2. **Double Buffering**: To prevent screen tearing, the WM does not draw directly to the screen. It allocates a "back buffer" in kernel memory equal to the size of the screen. All drawing operations (lines, rectangles, windows) happen on this back buffer.
3. **Compositing**: Once per frame or upon request, the entire back buffer (or dirty regions) is copied to the actual Limine physical framebuffer memory, making the changes visible instantly.
## Window System (`wm.c`)
The windowing system is built around a linked list of `Window` structures.
- **Z-Ordering**: The list determines the draw order. Windows at the back of the list are drawn first, and the active window is drawn last (on top).
- **Window Structures**: Each window object tracks its dimensions (`x`, `y`, `width`, `height`), title, background color, and an internal buffer if it's acting as a canvas for userland apps.
- **Decorations**: The kernel handles drawing window borders, title bars, and close buttons automatically unless a borderless style is specified.
## Input Handling and Events
The WM acts as the central hub for input routing.
1. **Mouse Driver**: The PS/2 mouse driver (`dev/mouse.c`) detects movement and button clicks.

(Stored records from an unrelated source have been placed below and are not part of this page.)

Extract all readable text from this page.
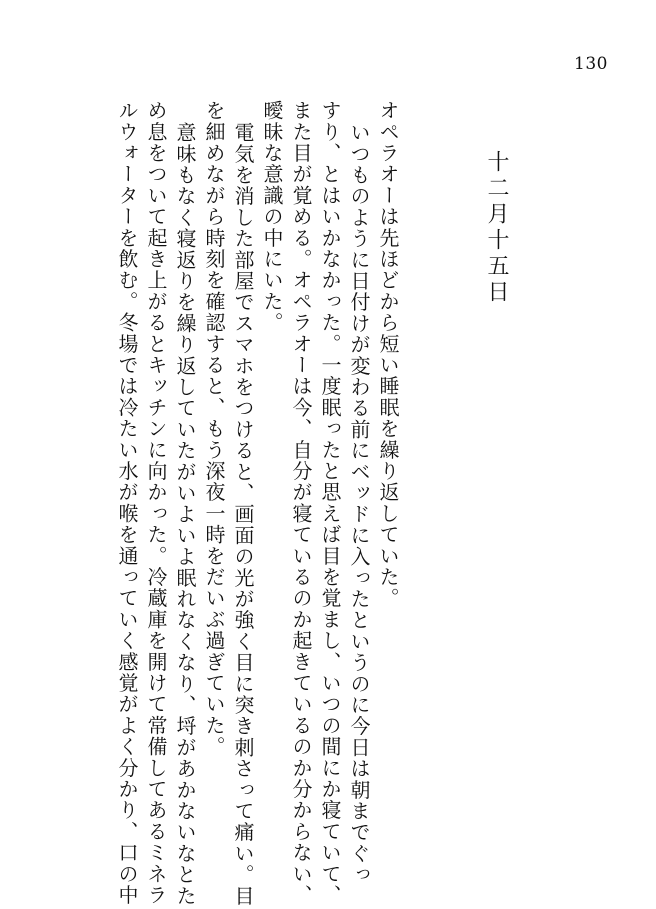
130
十二月十五日
オペラオーは先ほどから短い睡眠を繰り返していた。
いつものように日付けが変わる前にベッドに入ったというのに今日は朝までぐっ
すり、とはいかなかった。一度眠ったと思えば目を覚まし、いつの間にか寝ていて、
また目が覚める。オペラオーは今、自分が寝ているのか起きているのか分からない、
曖昧な意識の中にいた。
電気を消した部屋でスマホをつけると、画面の光が強く目に突き刺さって痛い。目
を細めながら時刻を確認すると、もう深夜一時をだいぶ過ぎていた。
意味もなく寝返りを繰り返していたがいよいよ眠れなくなり、埒があかないなとた
め息をついて起き上がるとキッチンに向かった。冷蔵庫を開けて常備してあるミネラ
ルウォーターを飲む。冬場では冷たい水が喉を通っていく感覚がよく分かり、口の中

It raises interrupts that update global cursor coordinates.
2. **Hit Testing**: The WM checks these coordinates against the bounding boxes of existing windows. It handles dragging logic (if the user clicks a title bar) or focus changes.
3. **Event Queue**: If a userland application owns the window that was clicked, the WM packages the input (coordinates, button state) into an event message and drops it into the owning process's event queue. The application can retrieve these via the custom libc UI functions.

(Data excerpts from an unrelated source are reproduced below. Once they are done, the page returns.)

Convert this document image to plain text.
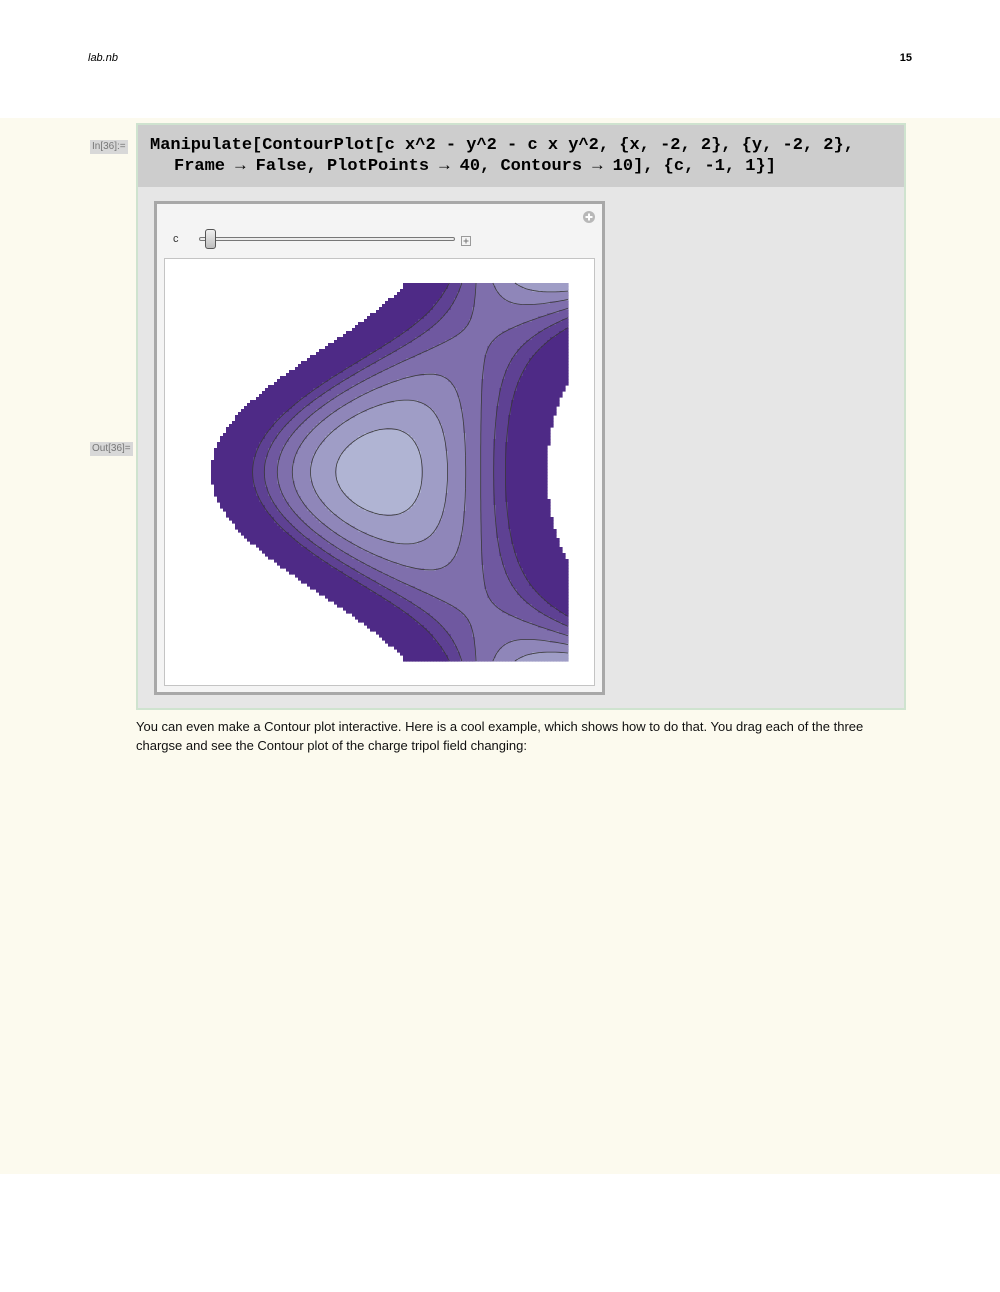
lab.nb	15
In[36]:=
Out[36]=
Manipulate[ContourPlot[c x^2 - y^2 - c x y^2, {x, -2, 2}, {y, -2, 2},
Frame → False, PlotPoints → 40, Contours → 10], {c, -1, 1}]
c
You can even make a Contour plot interactive. Here is a cool example, which shows how to do that. You drag each of the three chargse and see the Contour plot of the charge tripol field changing:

## Userland API (`libui.c`)
Applications do not talk to the hardware directly. Instead, they use a library (`libui.c`) which makes specialized system calls (`SYS_GUI`).
- **Window Creation**: `ui_create_window()` asks the kernel to instantiate a new window object and returns a handle.
- **Drawing**: Applications can request the kernel to fill rectangles or plot pixels inside their designated window area.
- **Event Polling**: The UI loop inside an app continuously calls `ui_poll_event()` to respond to mouse clicks and window movement dispatched by the kernel WM.